Health and Wellness in the Office

There may finally be a reason to look forward to Monday mornings at the office!

Based on recent trends and developments in building standards, workplaces may soon be becoming more conducive to supporting the health and wellness of employees. The WELL Building Standard is the first building standard that focuses on combining work with wellness in an effort to support the health of employees that spend their time in the building.

Happily, this building standard has started to attract the attention of even the most financially conservative of companies given that an increase in employee wellness has been shown to increase a company’s success through greater productivity and employee morale. In practice, a building with WELL Certification (in that it complies with the WELL Building Standard) would ensure natural light rather than electric lighting, higher internal air quality, excellent temperature control, and comfortable acoustics, including through the use of white noise machines to reduce background noise.

Studies have shown that employees in such an environment are more alert, enjoy better sleep, feel less stress and distraction, and are less likely to catch colds or suffer from other illnesses. Other features include ergonomic sit-stand desks and filtered water hydration stations interspersed throughout the workplace to encourage better hydration.

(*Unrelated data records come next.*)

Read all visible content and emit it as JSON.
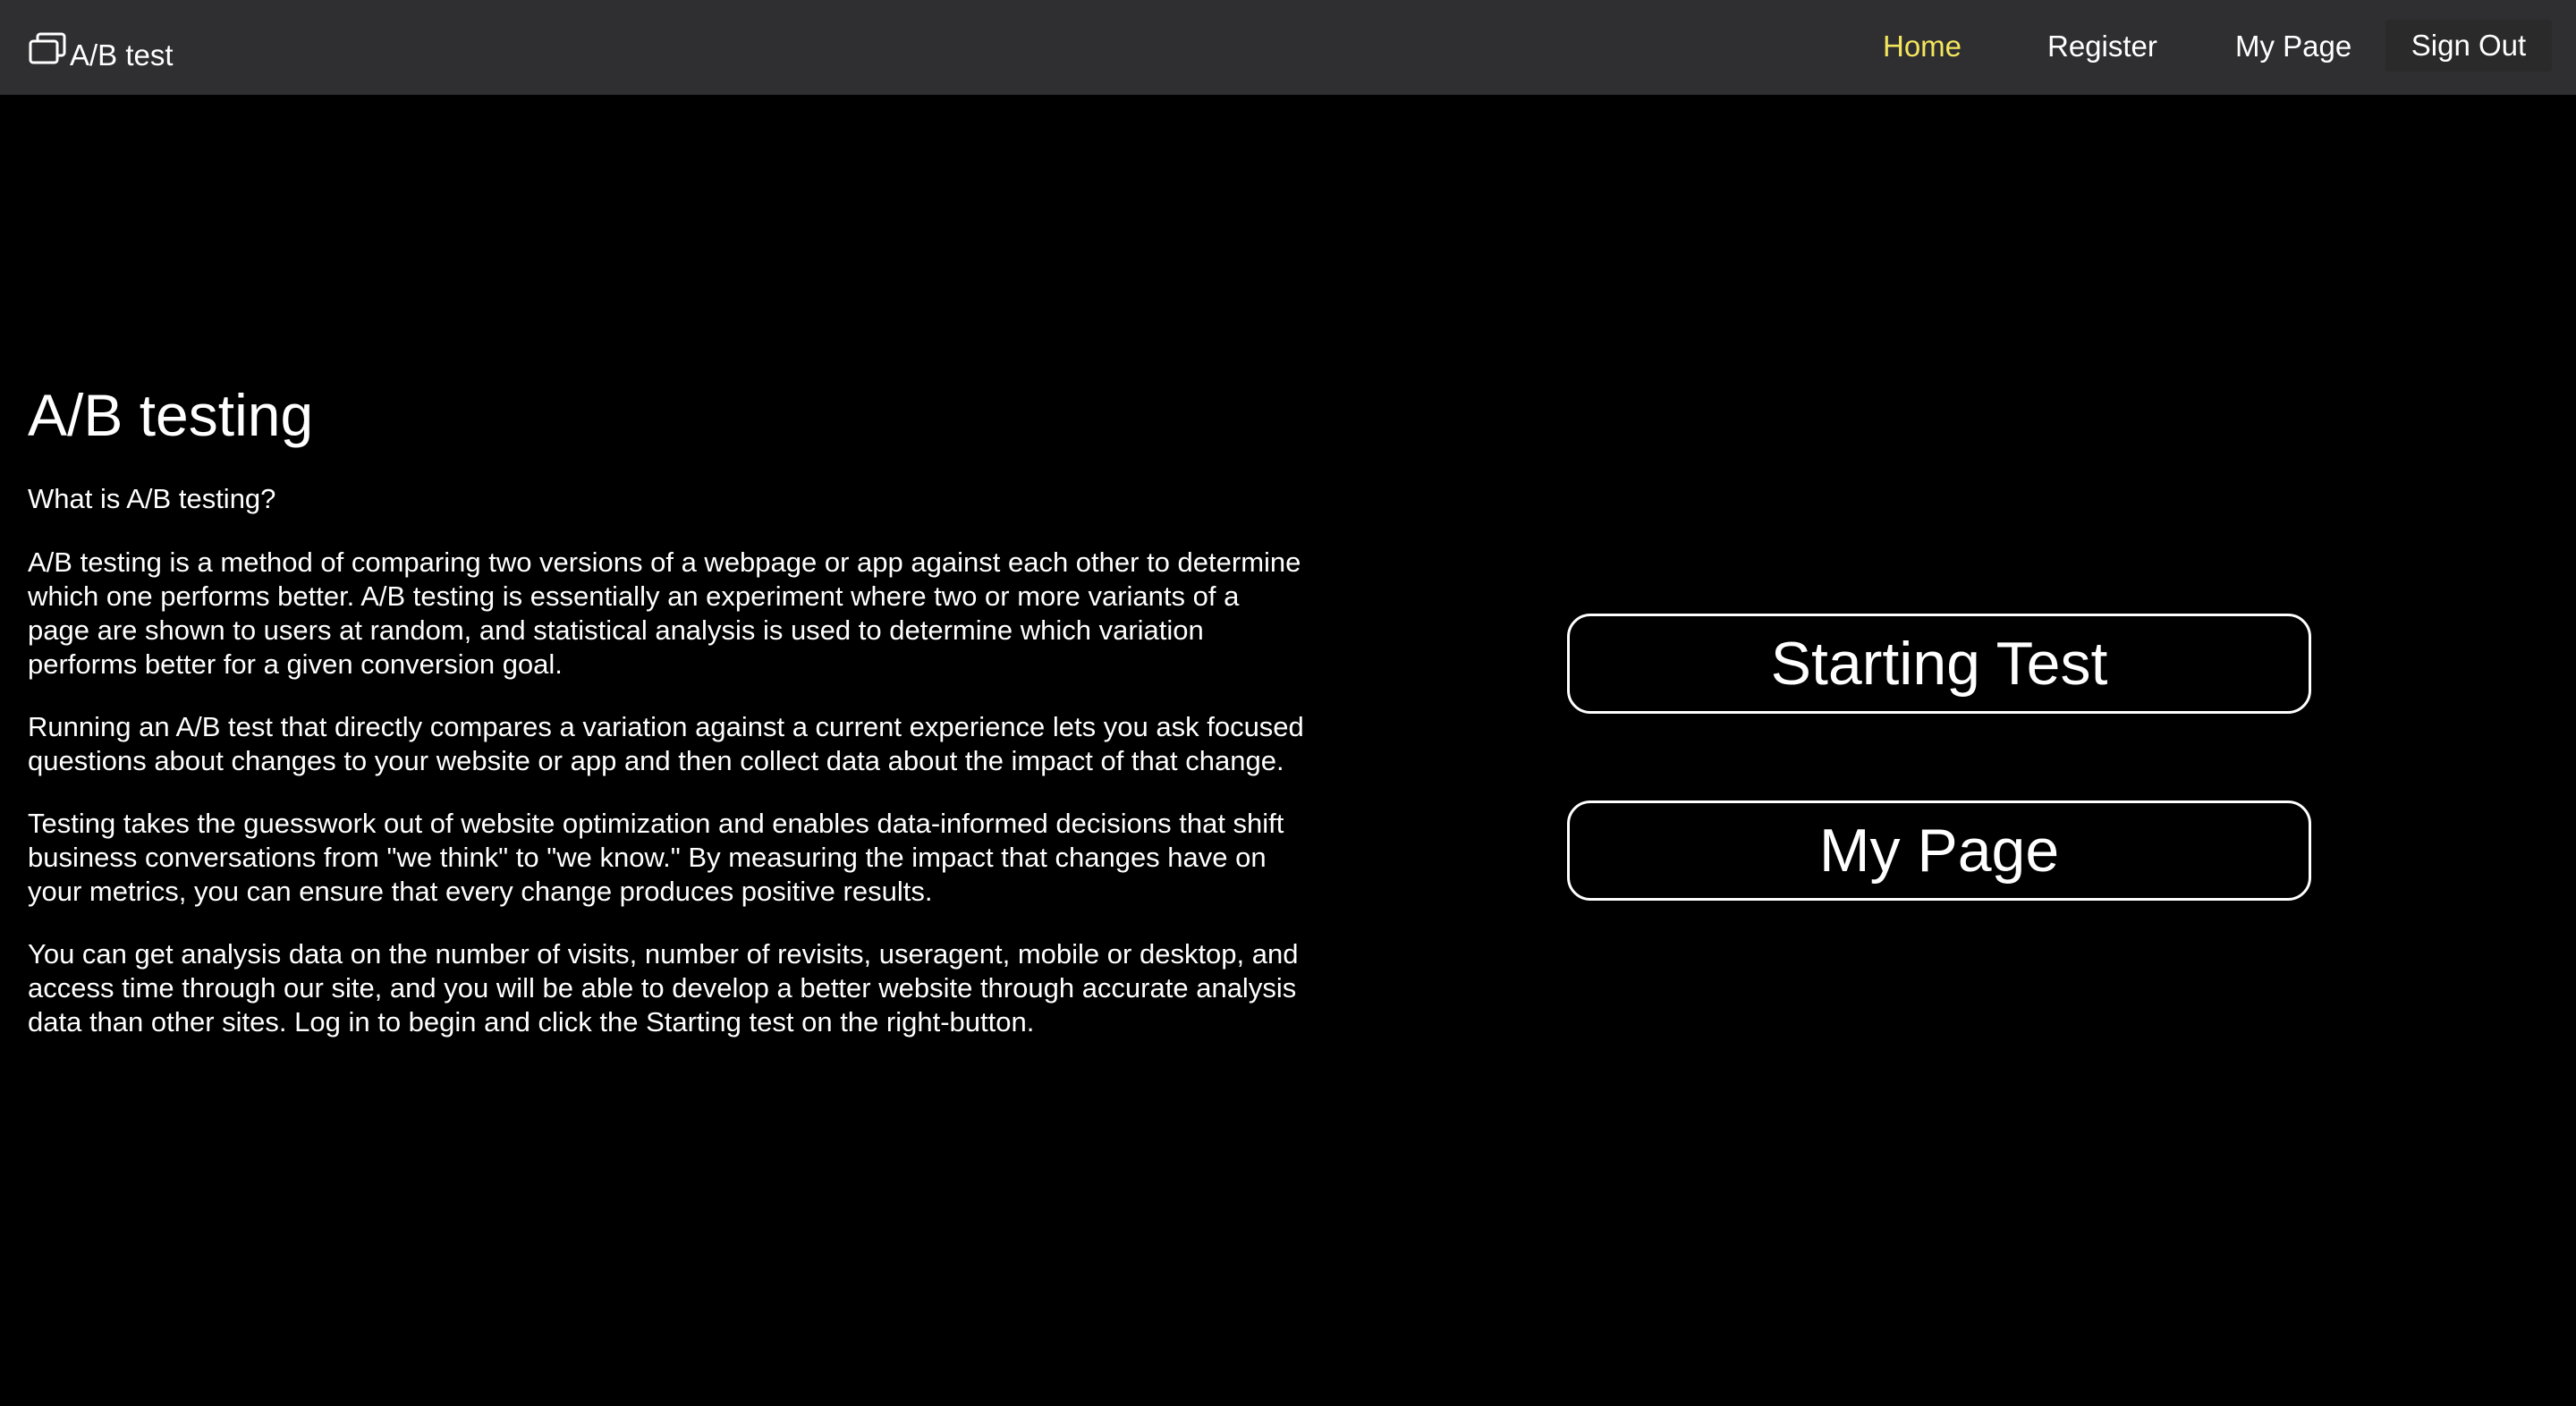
{
  "navbar": {
    "brand": {
      "icon": "window-icon",
      "label": "A/B test"
    },
    "links": {
      "home": "Home",
      "register": "Register",
      "my_page": "My Page",
      "sign_out": "Sign Out"
    },
    "active_color": "#f3e65c",
    "background": "#2f2f32"
  },
  "main": {
    "title": "A/B testing",
    "subtitle": "What is A/B testing?",
    "paragraphs": [
      "A/B testing is a method of comparing two versions of a webpage or app against each other to determine which one performs better. A/B testing is essentially an experiment where two or more variants of a page are shown to users at random, and statistical analysis is used to determine which variation performs better for a given conversion goal.",
      "Running an A/B test that directly compares a variation against a current experience lets you ask focused questions about changes to your website or app and then collect data about the impact of that change.",
      "Testing takes the guesswork out of website optimization and enables data-informed decisions that shift business conversations from \"we think\" to \"we know.\" By measuring the impact that changes have on your metrics, you can ensure that every change produces positive results.",
      "You can get analysis data on the number of visits, number of revisits, useragent, mobile or desktop, and access time through our site, and you will be able to develop a better website through accurate analysis data than other sites. Log in to begin and click the Starting test on the right-button."
    ]
  },
  "actions": {
    "starting_test": "Starting Test",
    "my_page": "My Page"
  }
}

The universal goal is to create an environmental that supports healthier behavior in employees. When you consider that most employees spend more than half of their waking hours in an office, it’s odd that most office spaces haven’t been designed with the health and wellness of employees front of mind. It’s so refreshing to see modern workplaces evolving to better support health and wellness!

Sincerely,

Jenni

 

 

 

The Incredible Healing Power of Sound

I recently read a scientific study with a fascinating conclusion: listening to certain sounds can relieve physical and emotional pain.

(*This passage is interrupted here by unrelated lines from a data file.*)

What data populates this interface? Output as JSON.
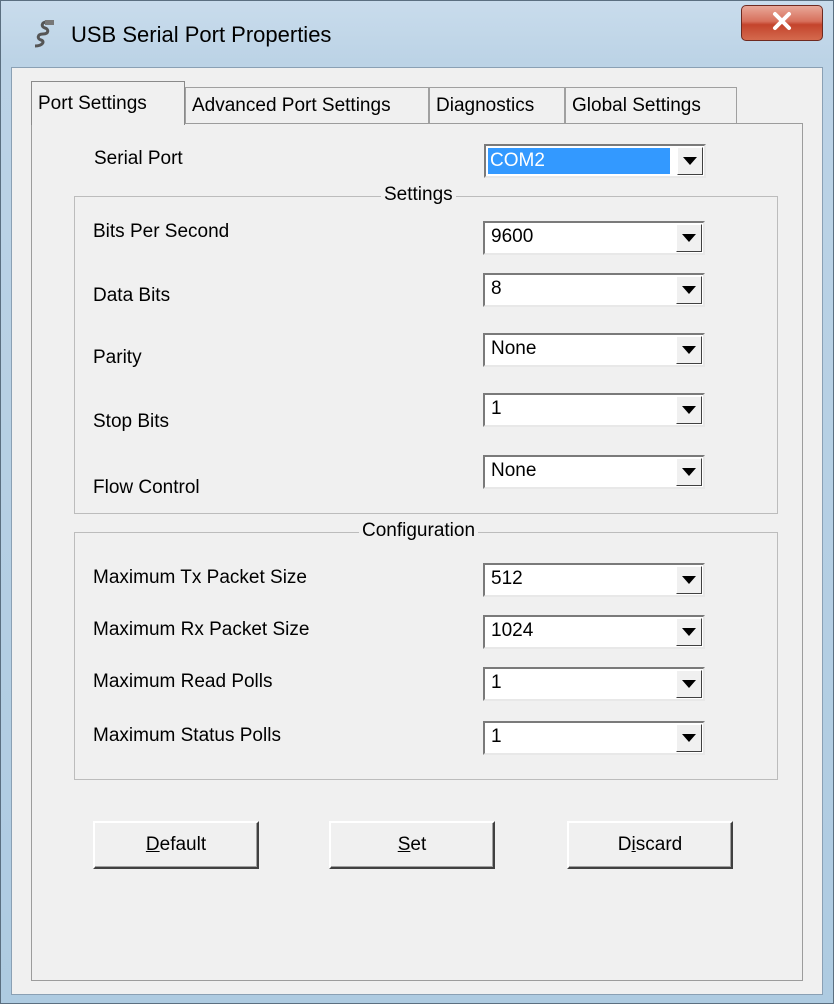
{
  "window": {
    "title": "USB Serial Port Properties",
    "close_label": "X"
  },
  "tabs": [
    {
      "label": "Port Settings",
      "active": true
    },
    {
      "label": "Advanced Port Settings"
    },
    {
      "label": "Diagnostics"
    },
    {
      "label": "Global Settings"
    }
  ],
  "serial_port": {
    "label": "Serial Port",
    "value": "COM2"
  },
  "settings": {
    "legend": "Settings",
    "fields": [
      {
        "label": "Bits Per Second",
        "value": "9600"
      },
      {
        "label": "Data Bits",
        "value": "8"
      },
      {
        "label": "Parity",
        "value": "None"
      },
      {
        "label": "Stop Bits",
        "value": "1"
      },
      {
        "label": "Flow Control",
        "value": "None"
      }
    ]
  },
  "configuration": {
    "legend": "Configuration",
    "fields": [
      {
        "label": "Maximum Tx Packet Size",
        "value": "512"
      },
      {
        "label": "Maximum Rx Packet Size",
        "value": "1024"
      },
      {
        "label": "Maximum Read Polls",
        "value": "1"
      },
      {
        "label": "Maximum Status Polls",
        "value": "1"
      }
    ]
  },
  "buttons": {
    "default": {
      "label": "Default",
      "accesskey": "D"
    },
    "set": {
      "label": "Set",
      "accesskey": "S"
    },
    "discard": {
      "label": "Discard",
      "accesskey": "i"
    }
  },
  "colors": {
    "selection": "#3399ff",
    "close_button": "#c4442c",
    "frame": "#bcd3e6"
  }
}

Researchers from the Human Pain Research Group at the U.K.’s University of Manchester ran studies which induced alpha waves in the human brain in order to combat pain. Alpha waves are one of the five different types of frequencies in the brain — the others include delta waves, theta waves, beta waves, and gamma waves. Alpha waves have been shown to be linked to calm and reduced anxiety.

In the study, participants were subjected to pulses of light or sound at certain frequencies which have been shown to generate alpha waves. Participants who had received alpha wave stimulation reported experiencing significantly less pain than those who had been exposed to a placebo non-alpha wave brain stimulation.

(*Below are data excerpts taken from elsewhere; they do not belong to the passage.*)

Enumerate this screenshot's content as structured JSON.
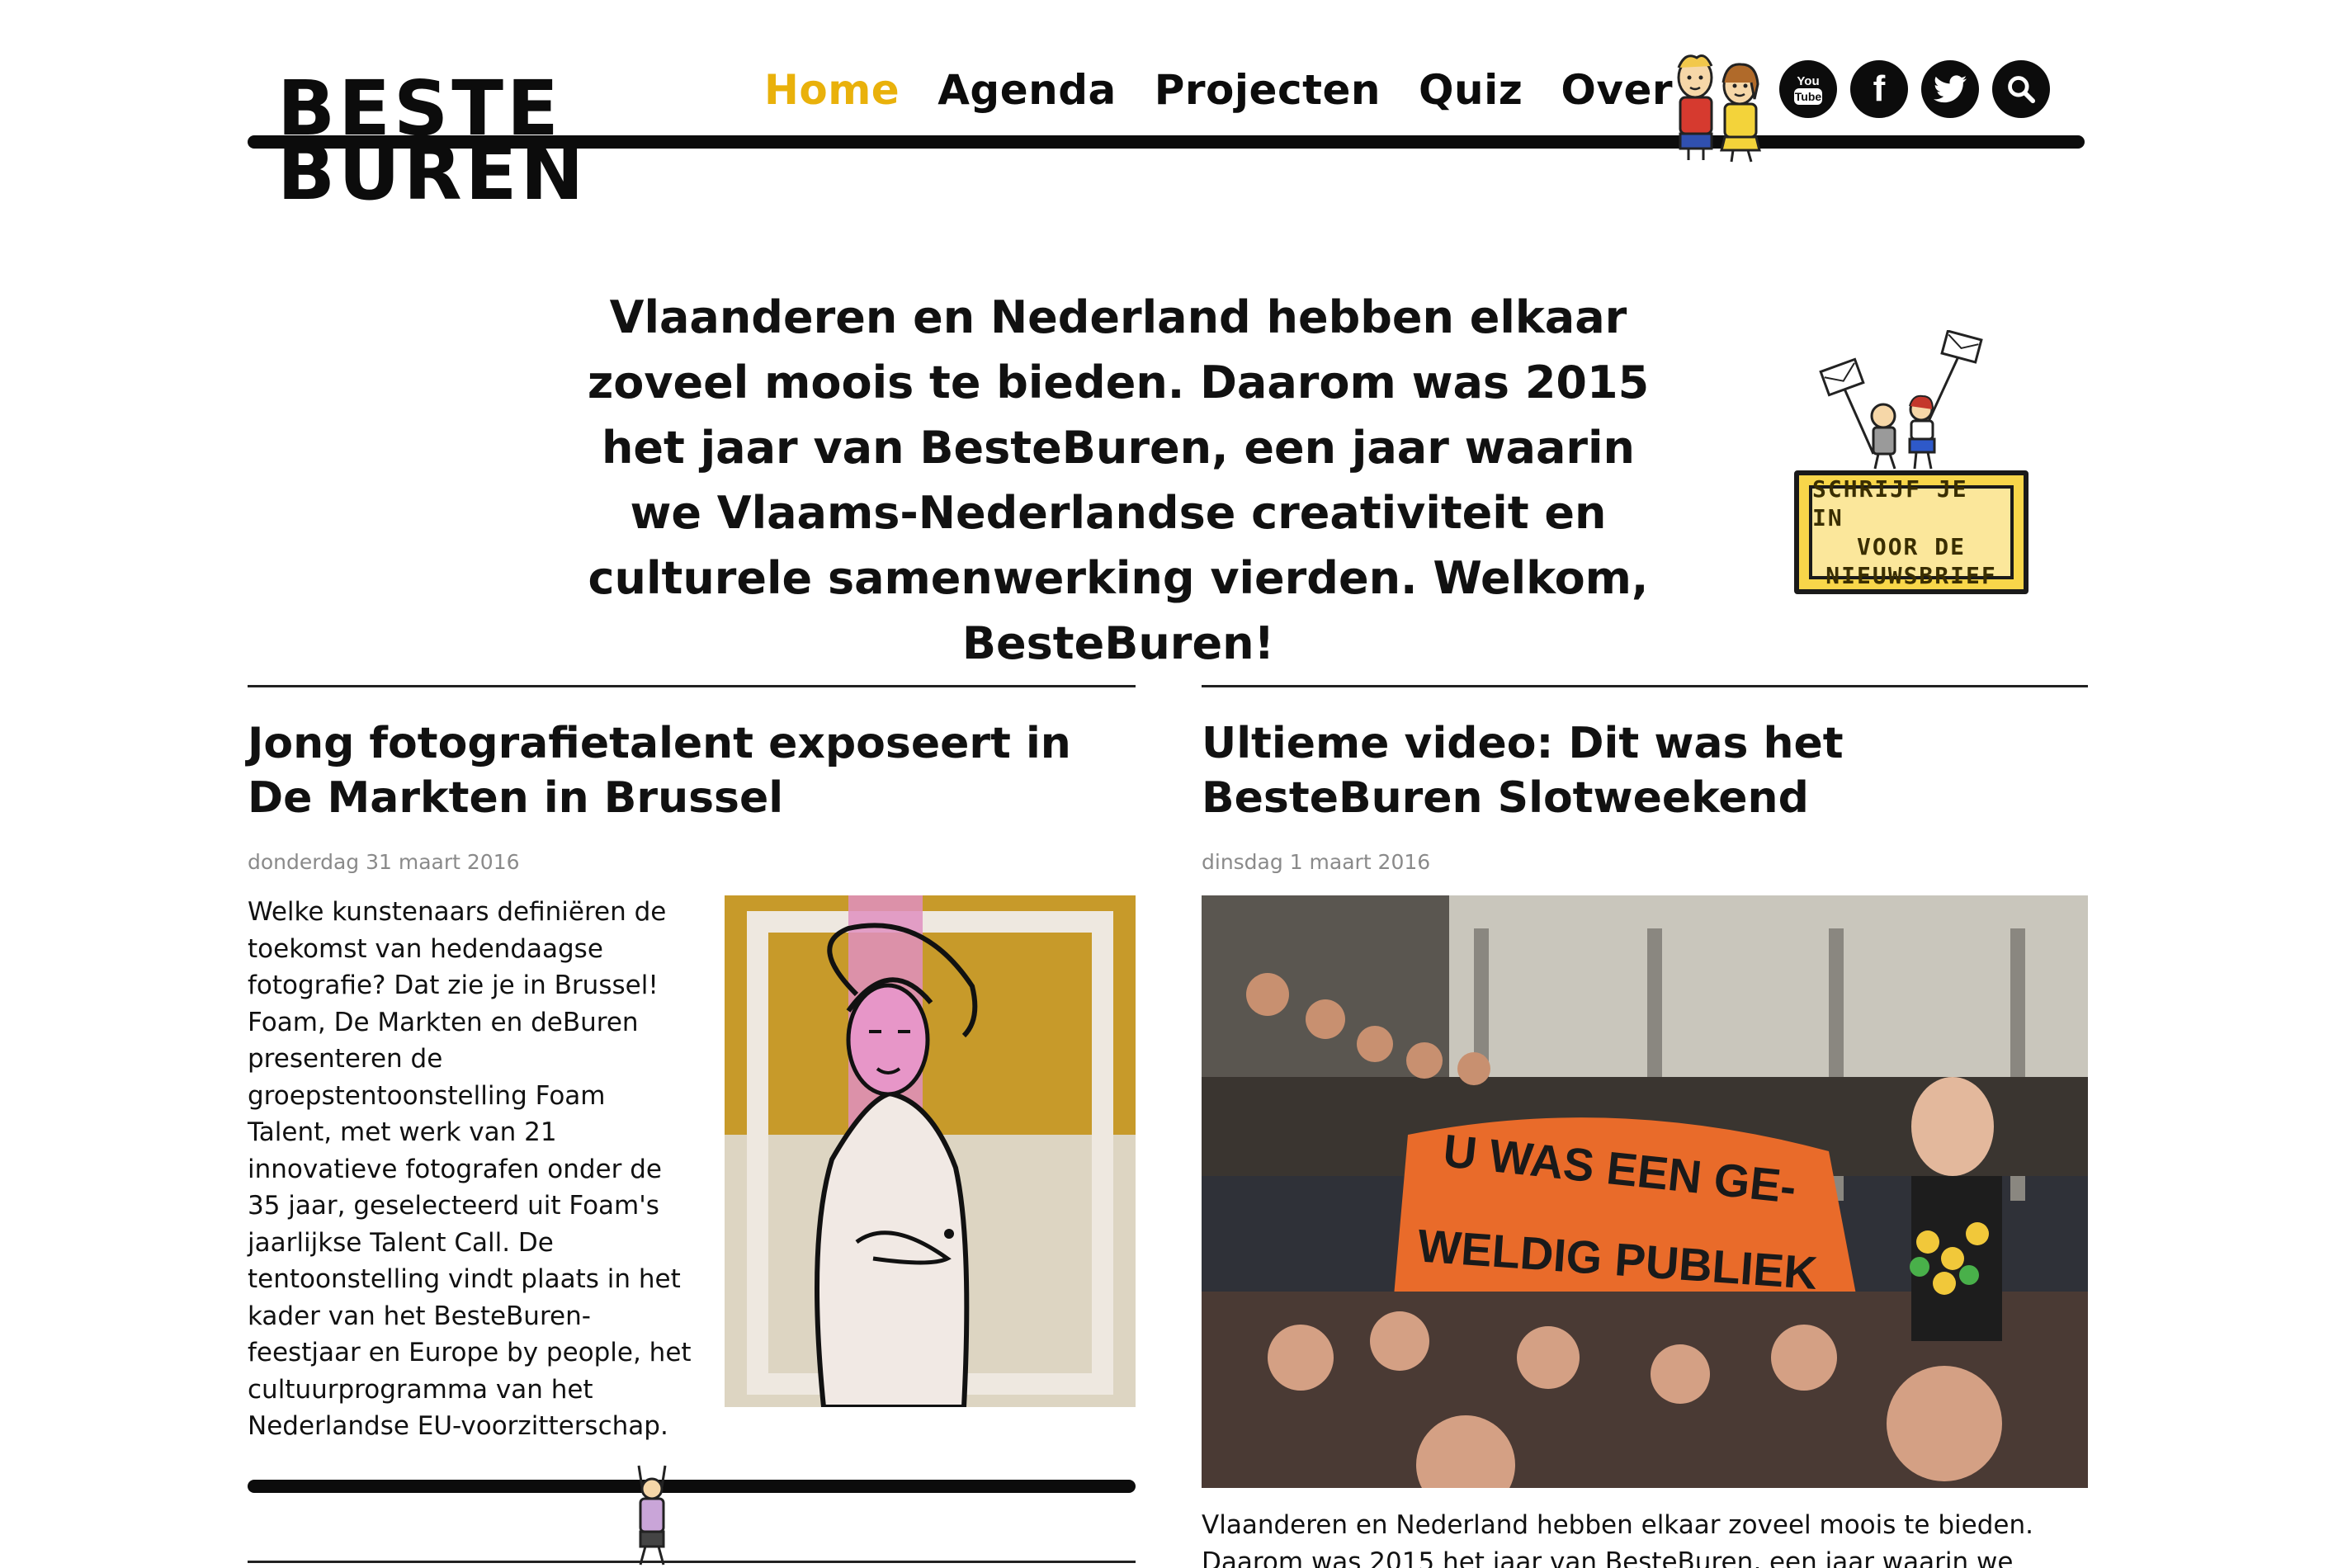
{
  "header": {
    "logo_line1": "BESTE",
    "logo_line2": "BUREN",
    "nav": [
      {
        "label": "Home",
        "active": true
      },
      {
        "label": "Agenda",
        "active": false
      },
      {
        "label": "Projecten",
        "active": false
      },
      {
        "label": "Quiz",
        "active": false
      },
      {
        "label": "Over",
        "active": false
      }
    ],
    "social": [
      {
        "icon": "youtube-icon",
        "label": "You Tube"
      },
      {
        "icon": "facebook-icon",
        "label": "f"
      },
      {
        "icon": "twitter-icon",
        "label": ""
      },
      {
        "icon": "search-icon",
        "label": ""
      }
    ],
    "youtube_text_1": "You",
    "youtube_text_2": "Tube",
    "facebook_glyph": "f"
  },
  "intro": {
    "text": "Vlaanderen en Nederland hebben elkaar zoveel moois te bieden. Daarom was 2015 het jaar van BesteBuren, een jaar waarin we Vlaams-Nederlandse creativiteit en culturele samenwerking vierden. Welkom, BesteBuren!"
  },
  "newsletter": {
    "line1": "SCHRIJF JE IN",
    "line2": "VOOR DE",
    "line3": "NIEUWSBRIEF"
  },
  "articles": [
    {
      "title": "Jong fotografietalent exposeert in De Markten in Brussel",
      "date": "donderdag 31 maart 2016",
      "body": "Welke kunstenaars definiëren de toekomst van hedendaagse fotografie? Dat zie je in Brussel! Foam, De Markten en deBuren presenteren de groepstentoonstelling Foam Talent, met werk van 21 innovatieve fotografen onder de 35 jaar, geselecteerd uit Foam's jaarlijkse Talent Call. De tentoonstelling vindt plaats in het kader van het BesteBuren-feestjaar en Europe by people, het cultuurprogramma van het Nederlandse EU-voorzitterschap."
    },
    {
      "title": "Ultieme video: Dit was het BesteBuren Slotweekend",
      "date": "dinsdag 1 maart 2016",
      "banner_line1": "U WAS EEN GE-",
      "banner_line2": "WELDIG PUBLIEK",
      "body": "Vlaanderen en Nederland hebben elkaar zoveel moois te bieden. Daarom was 2015 het jaar van BesteBuren, een jaar waarin we Vlaams-"
    }
  ],
  "colors": {
    "accent": "#e9b10b",
    "text": "#111111",
    "date": "#8a8a8a"
  }
}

I recently bought my own singing bowl from a local company called Shanti Bowl, which has a great FAQ which explains how to use a singing bowl in meditation. Interestingly, singing bowls have been shown to create alpha waves in the human brain and have long been used to heal physical and emotional pain. This looks like another case of modern medicine finally catching up with ancient health practices!

Sincerely,

Jenni

Putting Wellness First

I recently read an interesting article in Vogue about Michelle Obama and her emphasis on always putting health and wellness first. She shared some great thoughts!

As the First Lady says, women need to do a “better job of putting themselves higher on their own ‘to-do’ list.” In particular, women “need to keep an eye on their physical and mental health, because if we’re scurrying to and from appointments and errands, we don’t have a lot of time to take care of ourselves”.

Michelle Obama also recognizes that exercise has benefits beyond keeping your body in shape – it keeps the mind healthy as well. As the First Lady says, “exercise is really important to me—it’s therapeutic.” “So if I’m ever feeling tense or stressed or like I’m about to have a meltdown, I’ll put on my iPod and head to the gym or out on a bike ride along Lake Michigan with the girls.”

The First Lady also views health as “multifaceted”. In her words, “it’s physical, it’s internal, it’s my diet and my emotional state—it’s all tied in together.” Put another way, good health depends on keeping both the mind and body and balance.

It’s great to see such excellent health and wellness philosophies coming from the First Lady! What an excellent role model for new generations of women and girls.